Document Your Data Provenance

Data provenance means the complete history of where data came from, how it was collected, and who labeled it. Documenting provenance is not bureaucratic overhead — it is the only way to diagnose mysterious model failures months later. A structured document called a datasheet for datasets (proposed by Gebru et al., 2018) records this information in a standard format.

Fill in the blanks about data collection concepts.

When a dataset has far more examples of one class than another, it is called imbalanced. Collecting data in a way that deliberately represents each class is called sampling.

A team trains a loan-default model using 10 years of their bank's historical loan decisions and outcomes. The bank historically approved loans primarily to applicants from certain zip codes. What risk does this introduce?

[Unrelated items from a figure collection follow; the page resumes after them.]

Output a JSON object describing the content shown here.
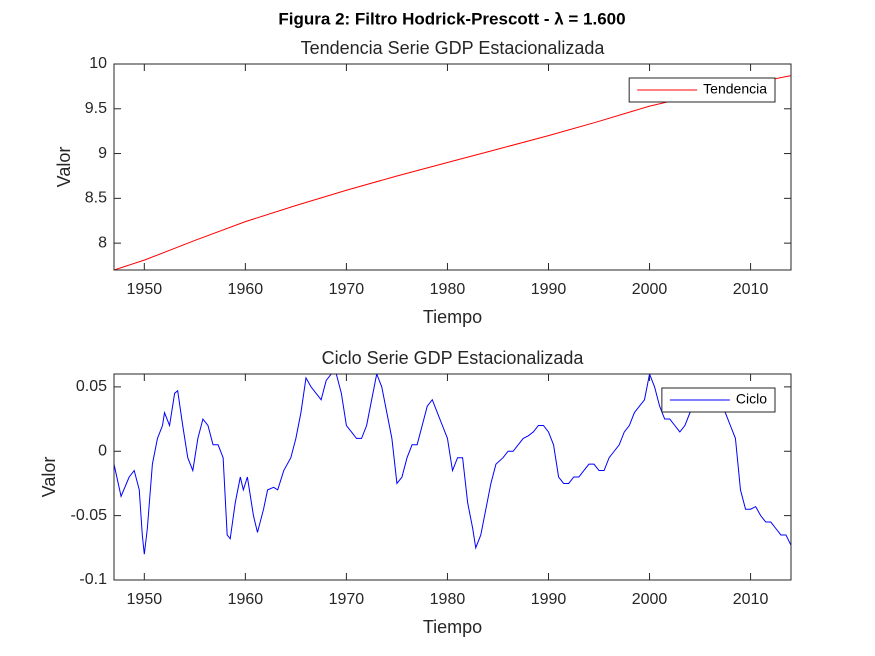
{
  "title": "Figura 2: Filtro Hodrick-Prescott - λ = 1.600",
  "chart_data": [
    {
      "type": "line",
      "title": "Tendencia Serie GDP Estacionalizada",
      "xlabel": "Tiempo",
      "ylabel": "Valor",
      "x": [
        1947,
        1950,
        1955,
        1960,
        1965,
        1970,
        1975,
        1980,
        1985,
        1990,
        1995,
        2000,
        2005,
        2010,
        2014
      ],
      "series": [
        {
          "name": "Tendencia",
          "color": "#ff0000",
          "values": [
            7.7,
            7.81,
            8.03,
            8.24,
            8.42,
            8.59,
            8.75,
            8.9,
            9.05,
            9.2,
            9.36,
            9.53,
            9.66,
            9.78,
            9.87
          ]
        }
      ],
      "xlim": [
        1947,
        2014
      ],
      "ylim": [
        7.7,
        10
      ],
      "xticks": [
        1950,
        1960,
        1970,
        1980,
        1990,
        2000,
        2010
      ],
      "yticks": [
        8,
        8.5,
        9,
        9.5,
        10
      ],
      "grid": false,
      "legend": "northeast"
    },
    {
      "type": "line",
      "title": "Ciclo Serie GDP Estacionalizada",
      "xlabel": "Tiempo",
      "ylabel": "Valor",
      "x": [
        1947.0,
        1947.7,
        1948.5,
        1949.0,
        1949.5,
        1949.8,
        1950.0,
        1950.3,
        1950.8,
        1951.3,
        1951.8,
        1952.0,
        1952.5,
        1953.0,
        1953.3,
        1953.8,
        1954.3,
        1954.8,
        1955.3,
        1955.8,
        1956.3,
        1956.8,
        1957.3,
        1957.8,
        1958.2,
        1958.5,
        1959.0,
        1959.5,
        1959.8,
        1960.2,
        1960.8,
        1961.2,
        1961.8,
        1962.2,
        1962.8,
        1963.2,
        1963.8,
        1964.5,
        1965.0,
        1965.5,
        1966.0,
        1966.5,
        1967.0,
        1967.5,
        1968.0,
        1968.5,
        1969.0,
        1969.5,
        1970.0,
        1970.5,
        1971.0,
        1971.5,
        1972.0,
        1972.5,
        1973.0,
        1973.5,
        1974.0,
        1974.5,
        1975.0,
        1975.5,
        1976.0,
        1976.5,
        1977.0,
        1977.5,
        1978.0,
        1978.5,
        1979.0,
        1979.5,
        1980.0,
        1980.5,
        1981.0,
        1981.5,
        1982.0,
        1982.5,
        1982.8,
        1983.3,
        1983.8,
        1984.3,
        1984.8,
        1985.5,
        1986.0,
        1986.5,
        1987.0,
        1987.5,
        1988.0,
        1988.5,
        1989.0,
        1989.5,
        1990.0,
        1990.5,
        1991.0,
        1991.5,
        1992.0,
        1992.5,
        1993.0,
        1993.5,
        1994.0,
        1994.5,
        1995.0,
        1995.5,
        1996.0,
        1996.5,
        1997.0,
        1997.5,
        1998.0,
        1998.5,
        1999.0,
        1999.5,
        2000.0,
        2000.5,
        2001.0,
        2001.5,
        2002.0,
        2002.5,
        2003.0,
        2003.5,
        2004.0,
        2005.0,
        2006.0,
        2007.0,
        2007.5,
        2008.0,
        2008.5,
        2009.0,
        2009.5,
        2010.0,
        2010.5,
        2011.0,
        2011.5,
        2012.0,
        2012.5,
        2013.0,
        2013.5,
        2014.0
      ],
      "series": [
        {
          "name": "Ciclo",
          "color": "#0000ff",
          "values": [
            -0.01,
            -0.035,
            -0.02,
            -0.015,
            -0.03,
            -0.065,
            -0.08,
            -0.06,
            -0.01,
            0.01,
            0.02,
            0.03,
            0.02,
            0.045,
            0.047,
            0.02,
            -0.005,
            -0.015,
            0.01,
            0.025,
            0.02,
            0.005,
            0.005,
            -0.005,
            -0.065,
            -0.068,
            -0.04,
            -0.02,
            -0.03,
            -0.02,
            -0.05,
            -0.063,
            -0.045,
            -0.03,
            -0.028,
            -0.03,
            -0.015,
            -0.005,
            0.01,
            0.03,
            0.057,
            0.05,
            0.045,
            0.04,
            0.055,
            0.06,
            0.06,
            0.045,
            0.02,
            0.015,
            0.01,
            0.01,
            0.02,
            0.04,
            0.06,
            0.05,
            0.03,
            0.01,
            -0.025,
            -0.02,
            -0.005,
            0.005,
            0.005,
            0.02,
            0.035,
            0.04,
            0.03,
            0.02,
            0.01,
            -0.015,
            -0.005,
            -0.005,
            -0.04,
            -0.06,
            -0.075,
            -0.065,
            -0.045,
            -0.025,
            -0.01,
            -0.005,
            0,
            0,
            0.005,
            0.01,
            0.012,
            0.015,
            0.02,
            0.02,
            0.015,
            0.005,
            -0.02,
            -0.025,
            -0.025,
            -0.02,
            -0.02,
            -0.015,
            -0.01,
            -0.01,
            -0.015,
            -0.015,
            -0.005,
            0,
            0.005,
            0.015,
            0.02,
            0.03,
            0.035,
            0.04,
            0.06,
            0.05,
            0.035,
            0.025,
            0.025,
            0.02,
            0.015,
            0.02,
            0.03,
            0.035,
            0.04,
            0.035,
            0.03,
            0.02,
            0.01,
            -0.03,
            -0.045,
            -0.045,
            -0.043,
            -0.05,
            -0.055,
            -0.055,
            -0.06,
            -0.065,
            -0.065,
            -0.073
          ]
        }
      ],
      "xlim": [
        1947,
        2014
      ],
      "ylim": [
        -0.1,
        0.06
      ],
      "xticks": [
        1950,
        1960,
        1970,
        1980,
        1990,
        2000,
        2010
      ],
      "yticks": [
        -0.1,
        -0.05,
        0,
        0.05
      ],
      "grid": false,
      "legend": "northeast"
    }
  ]
}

A researcher argues that synthetic data is always inferior to real collected data. What is the strongest counter-argument?

Data Audit Design

  1. You are designing the data collection plan for a model that predicts whether a student will pass a standardized exam based on information available at the start of the school year.
  2. Step 1: List at least five potential data sources. For each, write one sentence on its strengths and one on its risks.
  3. Step 2: Identify any groups of students that might be underrepresented if you simply pull historical records from one school district. List at least three such groups.
  4. Step 3: Write a brief sampling strategy (3-5 sentences) that addresses the underrepresentation you identified.
  5. Step 4: Name one type of label noise specific to this scenario and propose how you would detect it.